El cómic es la manera en la que empecé a leer con placer, antes que el libro. De pequeño leía cualquier tebeo, Mortadelo y Filemón eran mis preferidos, pero no descartaba ni los tebeos  muy anteriores, desde El Cachorro a el Guerrero del antifaz, a los de «chicas», como Esther y su mundo o historias similares.  Mas tarde la Marvel, DC, el cómic Undreground tanto en revistas como Hermano lobo (Que ya era para mi del pasado, pero que me hacia mucha gracia), el Víbora, Cairo o  o autores como Robert Crumb, Will Eisner, Gilbert Shelton, Lauzier, Max, Nazario, constituyeron compañeros habituales de entonces. Y aunque con menos asiduidad, sigo leyendo cómics. Por eso la idea de hacer cómics siempre me pareció atractiva, no tanto hacer cómics en grabado, si no el simple hecho de hacer cómics.

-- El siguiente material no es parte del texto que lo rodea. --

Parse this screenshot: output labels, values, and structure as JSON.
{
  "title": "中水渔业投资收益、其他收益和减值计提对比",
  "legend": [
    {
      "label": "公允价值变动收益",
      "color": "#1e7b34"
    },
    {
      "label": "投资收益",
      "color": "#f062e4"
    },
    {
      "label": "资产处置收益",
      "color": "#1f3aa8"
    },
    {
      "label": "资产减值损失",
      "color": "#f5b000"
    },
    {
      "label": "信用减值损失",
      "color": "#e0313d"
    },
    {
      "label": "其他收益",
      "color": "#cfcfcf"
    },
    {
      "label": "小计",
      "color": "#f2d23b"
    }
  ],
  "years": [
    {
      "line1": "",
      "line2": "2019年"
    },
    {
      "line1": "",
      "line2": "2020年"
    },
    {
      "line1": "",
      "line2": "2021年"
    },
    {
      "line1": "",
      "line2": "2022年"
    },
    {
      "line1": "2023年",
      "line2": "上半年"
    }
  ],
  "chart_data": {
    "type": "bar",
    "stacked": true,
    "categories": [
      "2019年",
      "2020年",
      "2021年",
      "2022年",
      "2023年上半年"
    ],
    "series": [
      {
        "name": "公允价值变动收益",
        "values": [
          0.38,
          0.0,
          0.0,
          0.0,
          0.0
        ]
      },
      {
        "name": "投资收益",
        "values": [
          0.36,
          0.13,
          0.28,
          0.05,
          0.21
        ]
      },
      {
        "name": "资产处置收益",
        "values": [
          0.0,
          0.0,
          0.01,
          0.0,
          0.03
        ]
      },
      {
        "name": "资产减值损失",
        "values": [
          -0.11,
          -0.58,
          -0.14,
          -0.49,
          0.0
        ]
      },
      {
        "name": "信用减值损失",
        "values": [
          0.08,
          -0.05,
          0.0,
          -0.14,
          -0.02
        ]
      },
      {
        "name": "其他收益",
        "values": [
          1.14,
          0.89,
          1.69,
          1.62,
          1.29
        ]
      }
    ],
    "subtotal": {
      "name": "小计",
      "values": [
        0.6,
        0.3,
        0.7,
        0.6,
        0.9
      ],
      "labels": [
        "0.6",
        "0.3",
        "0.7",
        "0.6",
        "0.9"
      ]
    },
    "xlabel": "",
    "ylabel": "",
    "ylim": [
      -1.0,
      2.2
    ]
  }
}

Inevitablemente el cómic ha constituido una fuente de inspiración en el planteamiento de mi obra, en los recursos gráficos y compositivos, en los referentes. así hay estampas miás que muy bien podrían pasar por viñetas, y al final me he animado a hacer algún cómic, en colaboración, como es el caso de Super artesano man, mano a mano con Carmen Castellví, o las crónicas sumergentes, que si bien las hice en solitario tienen una respuesta/dialogo en viñetas e historia de otro autor, sin las cuales sería difícil entender la génesis de los personajes.